In 1970 Hoffman put a fresh spin on the sexual revolution with its story about a middle-aged boss who blackmails his young secretary into spending a week alone with him. Its sharp observations on the theme of youth being wasted on the young struck a chord with the generation who missed out on all the fun.

Forty years on and Hoffman is, at times, positively creepy. Like Miss Jones (Cusack) we fear the worst and, to begin with at least, the cold, unlovable Mr Hoffman (Sellers) does little to dissuade us of this assumption. He admits to his secretary that he is sexually frustrated, calls women "fallopian tubes with teeth" and when she visits the bathroom tells his quarry to "get ready to be fertilised". Yet, despite all the sexual insinuation it transpires that all Mr Hoffman wants is to be with her, admire her legs as they stand at his kitchen sink and breathe in her smell.

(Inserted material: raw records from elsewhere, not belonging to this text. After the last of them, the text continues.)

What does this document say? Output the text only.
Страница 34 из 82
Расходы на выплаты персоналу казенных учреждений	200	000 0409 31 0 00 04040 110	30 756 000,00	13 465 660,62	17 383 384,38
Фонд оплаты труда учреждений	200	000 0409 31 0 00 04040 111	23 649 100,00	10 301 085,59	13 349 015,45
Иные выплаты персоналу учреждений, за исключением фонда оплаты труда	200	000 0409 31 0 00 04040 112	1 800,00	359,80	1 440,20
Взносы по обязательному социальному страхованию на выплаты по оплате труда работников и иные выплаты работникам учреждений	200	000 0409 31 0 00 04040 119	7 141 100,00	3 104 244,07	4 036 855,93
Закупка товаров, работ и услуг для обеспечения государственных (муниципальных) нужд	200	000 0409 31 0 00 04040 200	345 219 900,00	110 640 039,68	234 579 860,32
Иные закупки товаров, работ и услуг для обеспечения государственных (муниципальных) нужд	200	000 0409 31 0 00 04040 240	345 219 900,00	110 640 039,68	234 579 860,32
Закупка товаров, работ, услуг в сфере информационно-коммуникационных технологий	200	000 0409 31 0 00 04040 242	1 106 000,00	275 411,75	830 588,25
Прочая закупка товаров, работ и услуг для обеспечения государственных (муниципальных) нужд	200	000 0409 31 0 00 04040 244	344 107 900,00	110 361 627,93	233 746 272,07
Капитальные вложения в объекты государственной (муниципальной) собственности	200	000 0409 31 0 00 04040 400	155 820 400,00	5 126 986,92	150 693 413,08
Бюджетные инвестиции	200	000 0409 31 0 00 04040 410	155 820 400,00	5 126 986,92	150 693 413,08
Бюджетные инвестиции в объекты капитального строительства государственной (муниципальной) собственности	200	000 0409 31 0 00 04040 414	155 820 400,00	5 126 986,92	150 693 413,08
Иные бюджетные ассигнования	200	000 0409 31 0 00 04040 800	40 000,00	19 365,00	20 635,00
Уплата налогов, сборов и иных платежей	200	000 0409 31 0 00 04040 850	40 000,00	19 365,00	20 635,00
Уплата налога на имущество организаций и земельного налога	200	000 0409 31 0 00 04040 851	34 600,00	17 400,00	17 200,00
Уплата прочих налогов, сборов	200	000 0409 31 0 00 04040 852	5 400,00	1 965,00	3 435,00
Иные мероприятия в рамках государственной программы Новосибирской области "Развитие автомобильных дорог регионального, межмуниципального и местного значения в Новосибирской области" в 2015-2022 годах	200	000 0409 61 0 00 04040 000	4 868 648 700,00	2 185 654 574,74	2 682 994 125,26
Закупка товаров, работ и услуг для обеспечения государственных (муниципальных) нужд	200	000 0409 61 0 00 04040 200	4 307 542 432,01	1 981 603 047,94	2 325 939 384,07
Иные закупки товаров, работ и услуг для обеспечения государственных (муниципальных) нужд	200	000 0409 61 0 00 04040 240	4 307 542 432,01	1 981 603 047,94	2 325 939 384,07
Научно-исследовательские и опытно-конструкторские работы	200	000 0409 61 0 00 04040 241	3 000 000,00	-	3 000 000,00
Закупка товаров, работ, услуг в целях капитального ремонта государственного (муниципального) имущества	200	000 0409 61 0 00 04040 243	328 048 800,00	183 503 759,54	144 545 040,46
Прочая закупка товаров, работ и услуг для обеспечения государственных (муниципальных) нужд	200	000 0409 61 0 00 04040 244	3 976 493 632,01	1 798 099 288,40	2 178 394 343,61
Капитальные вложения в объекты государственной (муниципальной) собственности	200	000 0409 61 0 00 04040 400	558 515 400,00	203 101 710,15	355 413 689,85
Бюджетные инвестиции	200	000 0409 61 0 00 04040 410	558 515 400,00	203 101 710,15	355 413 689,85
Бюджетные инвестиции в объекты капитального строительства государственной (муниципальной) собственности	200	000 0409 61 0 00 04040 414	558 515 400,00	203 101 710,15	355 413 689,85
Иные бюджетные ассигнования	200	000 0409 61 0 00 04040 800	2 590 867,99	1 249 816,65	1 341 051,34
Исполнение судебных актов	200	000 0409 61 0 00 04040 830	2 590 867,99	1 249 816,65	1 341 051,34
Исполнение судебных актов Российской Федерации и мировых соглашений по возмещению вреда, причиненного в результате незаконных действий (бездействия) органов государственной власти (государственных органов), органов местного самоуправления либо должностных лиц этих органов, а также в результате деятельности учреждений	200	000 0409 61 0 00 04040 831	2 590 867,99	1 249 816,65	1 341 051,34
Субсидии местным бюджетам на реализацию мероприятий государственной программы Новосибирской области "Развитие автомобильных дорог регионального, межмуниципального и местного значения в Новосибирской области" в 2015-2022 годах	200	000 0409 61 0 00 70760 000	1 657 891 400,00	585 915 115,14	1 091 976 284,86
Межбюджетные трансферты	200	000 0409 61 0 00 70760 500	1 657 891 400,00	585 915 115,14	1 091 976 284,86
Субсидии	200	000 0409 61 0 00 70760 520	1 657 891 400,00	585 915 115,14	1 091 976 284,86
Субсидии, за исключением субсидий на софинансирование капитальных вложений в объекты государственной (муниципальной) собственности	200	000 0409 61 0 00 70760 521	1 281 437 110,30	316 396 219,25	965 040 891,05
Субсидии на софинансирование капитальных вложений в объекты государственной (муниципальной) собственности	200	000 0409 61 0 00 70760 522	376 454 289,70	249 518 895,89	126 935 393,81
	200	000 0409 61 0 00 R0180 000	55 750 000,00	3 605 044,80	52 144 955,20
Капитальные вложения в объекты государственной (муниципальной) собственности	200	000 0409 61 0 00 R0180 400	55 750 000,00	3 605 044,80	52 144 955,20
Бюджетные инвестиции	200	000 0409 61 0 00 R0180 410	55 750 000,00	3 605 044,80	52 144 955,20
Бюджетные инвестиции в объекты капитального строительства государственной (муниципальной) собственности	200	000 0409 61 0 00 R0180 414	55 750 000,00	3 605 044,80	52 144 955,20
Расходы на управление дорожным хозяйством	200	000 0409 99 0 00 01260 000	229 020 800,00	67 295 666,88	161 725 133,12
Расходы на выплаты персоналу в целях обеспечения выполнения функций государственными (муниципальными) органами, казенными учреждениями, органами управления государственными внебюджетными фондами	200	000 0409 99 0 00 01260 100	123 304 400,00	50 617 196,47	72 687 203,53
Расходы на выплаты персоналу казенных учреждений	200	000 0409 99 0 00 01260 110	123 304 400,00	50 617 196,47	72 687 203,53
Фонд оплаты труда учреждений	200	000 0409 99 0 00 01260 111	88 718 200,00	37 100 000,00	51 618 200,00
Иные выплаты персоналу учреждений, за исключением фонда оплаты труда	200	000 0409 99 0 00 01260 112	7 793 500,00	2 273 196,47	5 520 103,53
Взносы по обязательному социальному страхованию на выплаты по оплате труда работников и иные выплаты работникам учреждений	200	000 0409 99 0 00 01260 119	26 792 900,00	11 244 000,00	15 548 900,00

Hoffman is odd; it's also wickedly smart. Slowly, and sweetly, the reasons for all the strange behaviour reveal themselves and the odious Mr Hoffman becomes a moderately likeable human. As the mood lightens so does the comedy - but it is hardly romantic comedy as we know it today. Sellers is at the peak of his powers, wonderful in a bittersweet role that demands him to be both darkly comic and gentle, mournful yet mischievous. Cusack offsets him brilliantly - skittish and ditzy against his hound dog solemnity.
The cinematography is also terrific and often loaded with metaphor, like a small scene when the couple visit the Harrods Food Hall and Cusack, looking innocent and lost, is framed against a backdrop of vast sides of pork. Or the opening titles which, to the soundtrack of Matt Monro, follow Miss Smith on her journey across London to Hoffman's flat.

Despite it's dry humour and bizarre morality Hoffman deserves to be rediscovered.